Longest Common Subsequence (LCS) Algorithm¶

Algorithm Introduction¶

The Longest Common Subsequence (LCS) algorithm is a classic dynamic programming algorithm used to find the longest subsequence common to two sequences. Unlike the Myers diff algorithm which directly computes edit operations, LCS focuses on identifying shared portions between sequences. LCS has wide applications in bioinformatics, file comparison, version control systems, and natural language processing.

Algorithm Principles¶

LCS algorithm is based on these core concepts:

Subsequence and Common Subsequence¶

Subsequence: A new sequence derived from another sequence by deleting some elements (possibly none). For example, "ACE" is a subsequence of "ABCDE".
Common Subsequence: A sequence that is a subsequence of both input sequences.

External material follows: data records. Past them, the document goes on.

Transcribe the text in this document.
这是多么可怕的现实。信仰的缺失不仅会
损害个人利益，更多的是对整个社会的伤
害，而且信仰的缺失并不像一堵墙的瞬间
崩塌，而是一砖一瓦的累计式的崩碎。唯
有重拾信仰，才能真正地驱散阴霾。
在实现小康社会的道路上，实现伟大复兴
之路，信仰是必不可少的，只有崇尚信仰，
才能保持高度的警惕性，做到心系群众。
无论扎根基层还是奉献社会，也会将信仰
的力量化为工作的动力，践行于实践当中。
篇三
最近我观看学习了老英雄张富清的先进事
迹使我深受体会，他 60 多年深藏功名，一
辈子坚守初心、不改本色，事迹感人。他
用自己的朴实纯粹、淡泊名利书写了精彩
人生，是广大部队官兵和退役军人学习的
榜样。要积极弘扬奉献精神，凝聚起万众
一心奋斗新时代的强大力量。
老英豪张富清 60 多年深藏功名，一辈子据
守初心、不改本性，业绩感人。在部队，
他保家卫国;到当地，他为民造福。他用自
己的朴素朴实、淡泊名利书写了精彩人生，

For example, "BC" is a common subsequence of "ABCD" and "XBCZ".
Longest Common Subsequence: The longest of all common subsequences.

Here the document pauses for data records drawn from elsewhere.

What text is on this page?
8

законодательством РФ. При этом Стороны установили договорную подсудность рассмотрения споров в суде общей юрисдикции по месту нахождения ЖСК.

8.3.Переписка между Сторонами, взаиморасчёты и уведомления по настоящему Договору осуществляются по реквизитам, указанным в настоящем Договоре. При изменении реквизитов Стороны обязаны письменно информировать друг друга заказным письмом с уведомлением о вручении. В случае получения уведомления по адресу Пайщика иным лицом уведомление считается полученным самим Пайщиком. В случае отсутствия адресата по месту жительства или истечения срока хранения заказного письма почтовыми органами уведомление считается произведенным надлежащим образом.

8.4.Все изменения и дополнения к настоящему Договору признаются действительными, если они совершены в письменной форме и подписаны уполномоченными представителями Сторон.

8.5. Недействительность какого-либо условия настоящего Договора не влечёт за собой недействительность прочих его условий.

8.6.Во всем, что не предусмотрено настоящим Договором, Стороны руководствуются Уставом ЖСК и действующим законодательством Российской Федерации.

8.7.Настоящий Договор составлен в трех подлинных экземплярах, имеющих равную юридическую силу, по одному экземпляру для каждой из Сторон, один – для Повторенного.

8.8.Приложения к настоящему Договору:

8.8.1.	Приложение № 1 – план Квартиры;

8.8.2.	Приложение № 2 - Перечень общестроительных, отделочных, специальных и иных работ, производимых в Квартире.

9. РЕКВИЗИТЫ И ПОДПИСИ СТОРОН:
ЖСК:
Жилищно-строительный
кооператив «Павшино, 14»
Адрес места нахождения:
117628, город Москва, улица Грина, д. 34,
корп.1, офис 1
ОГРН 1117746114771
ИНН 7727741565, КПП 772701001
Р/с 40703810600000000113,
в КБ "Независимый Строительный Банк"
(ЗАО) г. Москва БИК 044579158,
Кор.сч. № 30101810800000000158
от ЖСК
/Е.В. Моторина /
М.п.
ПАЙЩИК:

Dynamic Programming Approach¶

LCS uses dynamic programming by building a 2D table to store intermediate results:

State definition: dp[i][j] represents the length of LCS between first i elements of sequence A and first j elements of sequence B.
State transition:
If A[i-1] = B[j-1], then dp[i][j] = dp[i-1][j-1] + 1
Otherwise, dp[i][j] = max(dp[i-1][j], dp[i][j-1])
Boundary conditions: dp[0][j] = dp[i][0] = 0 (LCS length is 0 for empty sequences)

Algorithm Steps¶

Initialization:
Create a (n+1) × (m+1) 2D array dp, where n and m are lengths of sequences A and B
Initialize first row and first column to 0
Fill dp table:
For each position (i,j), 1 ≤ i ≤ n, 1 ≤ j ≤ m:
- If A[i-1] = B[j-1], then dp[i][j] = dp[i-1][j-1] + 1
- Else, dp[i][j] = max(dp[i-1][j], dp[i][j-1])
Backtrack to construct LCS:
Start from dp[n][m]
If A[i-1] = B[j-1], add this character to LCS and move to dp[i-1][j-1]
Else, move to dp[i-1][j] or dp[i][j-1] (whichever is larger)

Example Walkthrough¶

Let's understand LCS with an example. Suppose we have two strings: - A = "ABCBDAB" - B = "BDCABA"

Building dp Table¶

We build an 8×7 table:

    |   | B | D | C | A | B | A
----+---+---+---+---+---+---+---
    | 0 | 0 | 0 | 0 | 0 | 0 | 0
----+---+---+---+---+---+---+---
  A | 0 | 0 | 0 | 0 | 1 | 1 | 1
----+---+---+---+---+---+---+---
  B | 0 | 1 | 1 | 1 | 1 | 2 | 2
----+---+---+---+---+---+---+---
  C | 0 | 1 | 1 | 2 | 2 | 2 | 2
----+---+---+---+---+---+---+---
  B | 0 | 1 | 1 | 2 | 2 | 3 | 3
----+---+---+---+---+---+---+---
  D | 0 | 1 | 2 | 2 | 2 | 3 | 3
----+---+---+---+---+---+---+---
  A | 0 | 1 | 2 | 2 | 3 | 3 | 4
----+---+---+---+---+---+---+---
  B | 0 | 1 | 2 | 2 | 3 | 4 | 4

Backtracking to Build LCS¶

Start from dp[7][6] = 4:
1. A[6] = B[5] = 'A', add to LCS, move to dp[6][5]
2. A[5] = 'D' ≠ B[4] = 'A', dp[5][5] > dp[6][4], move to dp[5][5]
3. A[4] = 'B' = B[4] = 'B', add to LCS, move to dp[4][4]
4. A[3] = 'C' ≠ B[3] = 'A', dp[3][4] = dp[4][3], move to dp[3][4]
5. A[2] = 'C' ≠ B[2] = 'C', dp[2][4] > dp[3][3], move to dp[2][4]
6. A[1] = 'B' = B[0] = 'B', add to LCS, move to dp[1][0]
7. Reach boundary

Thus, LCS is "BBA" (reversed) or "ABB" (forward).

Animation Demo¶

Code Implementation¶

PythonJava

def longest_common_subsequence(a, b):
    """
    Compute the longest common subsequence between two sequences

    Args:
        a: First sequence
        b: Second sequence

    Returns:
        The longest common subsequence
    """
    n = len(a)
    m = len(b)

    # Create dp table
    dp = [[0] * (m + 1) for _ in range(n + 1)]

    # Fill dp table
    for i in range(1, n + 1):
        for j in range(1, m + 1):
            if a[i-1] == b[j-1]:
                dp[i][j] = dp[i-1][j-1] + 1
            else:
                dp[i][j] = max(dp[i-1][j], dp[i][j-1])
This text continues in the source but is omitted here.